A new World Bank report calls for the wholesale elimination of workers' rights.
The 2007 edition of the ‘Doing Business’ report has declared the Marshall Islands to be the world’s “Best Performer” for its almost total absence of labour regulation, displacing last year’s champion, Palau. According to the International Confederation of Free Trade Unions (ICFTU), both Marshall Islands and Palau have in common that they are tiny Pacific island nations that have no labour code and are not members of the International Labour Organisation. The World Bank’s online Doing Business database explains that it has given top ranking for labour market regulations to these countries because, among other exemplary features, both allow workers to be forced to work up to 24 hours per day and up to seven days per week and require no vacations or advance notice for dismissal.

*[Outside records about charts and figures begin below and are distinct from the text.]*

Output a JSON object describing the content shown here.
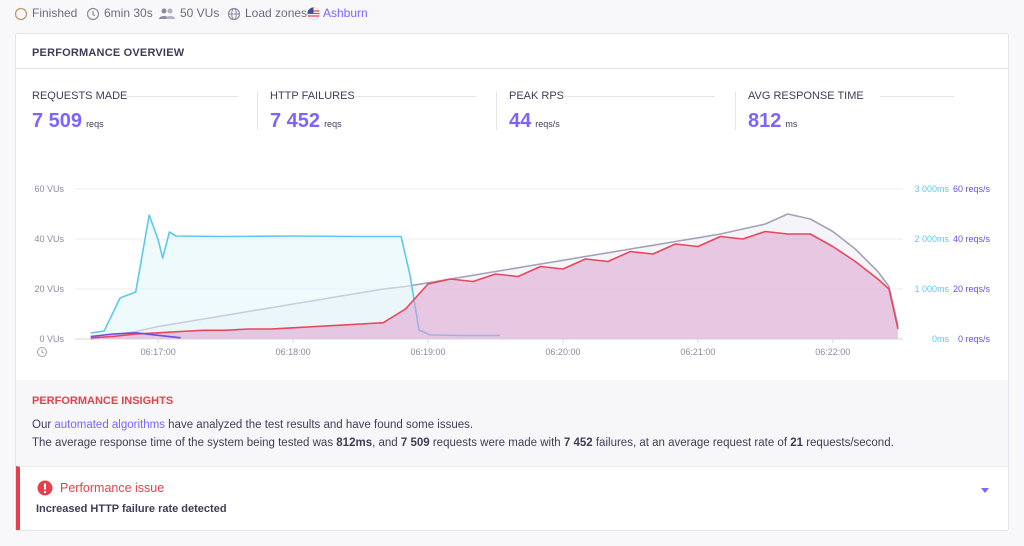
{
  "status": {
    "state": "Finished",
    "duration": "6min 30s",
    "vus": "50 VUs",
    "zones_label": "Load zones:",
    "zone": "Ashburn"
  },
  "overview": {
    "title": "PERFORMANCE OVERVIEW",
    "metrics": [
      {
        "label": "REQUESTS MADE",
        "value": "7 509",
        "unit": "reqs"
      },
      {
        "label": "HTTP FAILURES",
        "value": "7 452",
        "unit": "reqs"
      },
      {
        "label": "PEAK RPS",
        "value": "44",
        "unit": "reqs/s"
      },
      {
        "label": "AVG RESPONSE TIME",
        "value": "812",
        "unit": "ms"
      }
    ]
  },
  "chart_data": {
    "type": "line",
    "xlim": [
      "06:16:23",
      "06:22:29"
    ],
    "xticks": [
      "06:17:00",
      "06:18:00",
      "06:19:00",
      "06:20:00",
      "06:21:00",
      "06:22:00"
    ],
    "ylim": [
      0,
      60
    ],
    "yticks": [
      {
        "value": 0,
        "label": "0 VUs"
      },
      {
        "value": 20,
        "label": "20 VUs"
      },
      {
        "value": 40,
        "label": "40 VUs"
      },
      {
        "value": 60,
        "label": "60 VUs"
      }
    ],
    "y2lim": [
      0,
      3000
    ],
    "y2ticks": [
      {
        "value": 0,
        "label": "0ms"
      },
      {
        "value": 1000,
        "label": "1 000ms"
      },
      {
        "value": 2000,
        "label": "2 000ms"
      },
      {
        "value": 3000,
        "label": "3 000ms"
      }
    ],
    "y3lim": [
      0,
      60
    ],
    "y3ticks": [
      {
        "value": 0,
        "label": "0 reqs/s"
      },
      {
        "value": 20,
        "label": "20 reqs/s"
      },
      {
        "value": 40,
        "label": "40 reqs/s"
      },
      {
        "value": 60,
        "label": "60 reqs/s"
      }
    ],
    "grid": true,
    "series": [
      {
        "color": "#a3a3b8",
        "fill": "#ececf4",
        "axis": "y",
        "x": [
          "06:16:30",
          "06:16:40",
          "06:16:50",
          "06:17:00",
          "06:17:10",
          "06:17:20",
          "06:17:30",
          "06:17:40",
          "06:17:50",
          "06:18:00",
          "06:18:10",
          "06:18:20",
          "06:18:30",
          "06:18:40",
          "06:18:50",
          "06:19:00",
          "06:19:10",
          "06:19:20",
          "06:19:30",
          "06:19:40",
          "06:19:50",
          "06:20:00",
          "06:20:10",
          "06:20:20",
          "06:20:30",
          "06:20:40",
          "06:20:50",
          "06:21:00",
          "06:21:10",
          "06:21:20",
          "06:21:30",
          "06:21:40",
          "06:21:50",
          "06:22:00",
          "06:22:10",
          "06:22:20",
          "06:22:25",
          "06:22:29"
        ],
        "values": [
          0,
          1.5,
          3,
          5,
          6.5,
          8,
          9.5,
          11,
          12.5,
          14,
          15.5,
          17,
          18.5,
          20,
          21,
          22.5,
          24,
          25.5,
          27,
          28.5,
          30,
          31.5,
          33,
          34.5,
          36,
          37.5,
          39,
          40.5,
          42,
          44,
          46,
          50,
          48,
          43,
          36,
          27,
          21,
          5
        ]
      },
      {
        "color": "#5ec8ec",
        "fill": "#e2f5fc",
        "axis": "y2",
        "x": [
          "06:16:30",
          "06:16:36",
          "06:16:43",
          "06:16:50",
          "06:16:56",
          "06:17:00",
          "06:17:02",
          "06:17:05",
          "06:17:08",
          "06:17:30",
          "06:18:00",
          "06:18:30",
          "06:18:48",
          "06:18:52",
          "06:18:56",
          "06:19:01",
          "06:19:15",
          "06:19:32"
        ],
        "values": [
          120,
          160,
          820,
          940,
          2480,
          1980,
          1620,
          2140,
          2060,
          2050,
          2060,
          2050,
          2050,
          1280,
          180,
          80,
          70,
          70
        ]
      },
      {
        "color": "#e8475b",
        "fill": "#dca0cf",
        "axis": "y3",
        "x": [
          "06:16:30",
          "06:16:40",
          "06:16:50",
          "06:17:00",
          "06:17:10",
          "06:17:20",
          "06:17:30",
          "06:17:40",
          "06:17:50",
          "06:18:00",
          "06:18:10",
          "06:18:20",
          "06:18:30",
          "06:18:40",
          "06:18:50",
          "06:19:00",
          "06:19:10",
          "06:19:20",
          "06:19:30",
          "06:19:40",
          "06:19:50",
          "06:20:00",
          "06:20:10",
          "06:20:20",
          "06:20:30",
          "06:20:40",
          "06:20:50",
          "06:21:00",
          "06:21:10",
          "06:21:20",
          "06:21:30",
          "06:21:40",
          "06:21:50",
          "06:22:00",
          "06:22:10",
          "06:22:20",
          "06:22:25",
          "06:22:29"
        ],
        "values": [
          0.5,
          1,
          2,
          2.5,
          3,
          3.5,
          3.5,
          4,
          4,
          4.5,
          5,
          5.5,
          6,
          6.5,
          12,
          22,
          24,
          23,
          26,
          25,
          29,
          28,
          32,
          31,
          35,
          34,
          38,
          37,
          41,
          40,
          43,
          42,
          42,
          37,
          31,
          24,
          20,
          4
        ]
      },
      {
        "color": "#6a4fe0",
        "axis": "y3",
        "x": [
          "06:16:30",
          "06:16:40",
          "06:16:50",
          "06:17:00",
          "06:17:10"
        ],
        "values": [
          1,
          2,
          2.5,
          1.5,
          0.5
        ]
      }
    ]
  },
  "insights": {
    "title": "PERFORMANCE INSIGHTS",
    "line1": [
      {
        "text": "Our "
      },
      {
        "text": "automated algorithms",
        "link": true
      },
      {
        "text": " have analyzed the test results and have found some issues."
      }
    ],
    "line2": [
      {
        "text": "The average response time of the system being tested was "
      },
      {
        "text": "812ms",
        "bold": true
      },
      {
        "text": ", and "
      },
      {
        "text": "7 509",
        "bold": true
      },
      {
        "text": " requests were made with "
      },
      {
        "text": "7 452",
        "bold": true
      },
      {
        "text": " failures, at an average request rate of "
      },
      {
        "text": "21",
        "bold": true
      },
      {
        "text": " requests/second."
      }
    ]
  },
  "issue": {
    "title": "Performance issue",
    "detail": "Increased HTTP failure rate detected"
  }
}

Earlier editions of ‘Doing Business’ report have been used in World Bank and International Monetary Fund country-level strategy documents to force states to do away with various kinds of workers’ protection. For example, a recent World Bank Economic Memorandum to Colombia demanded that the government make hiring and firing decisions more flexible in order to improve its Doing Business indicators. Factors deemed to inhibit investment include maximum working weeks under 66 hours and requirements for advance notice of dismissal and severance pay. The push to further undermine workers rights – based on theories of free-market competition - comes despite a separate World Bank report (intended for public consumption) finding that “labor markets generally are not competitive … This can lead to unfair and inefficient outcomes when the bargaining position of the workers is weak.” The Bank, who’s official purpose is a ‘world without poverty’ is now headed by Paul Wolfowitz, one of the primary architects of the ‘War on Terror’ and the invasion of Iraq before he was appointed head of the Bank in 2005.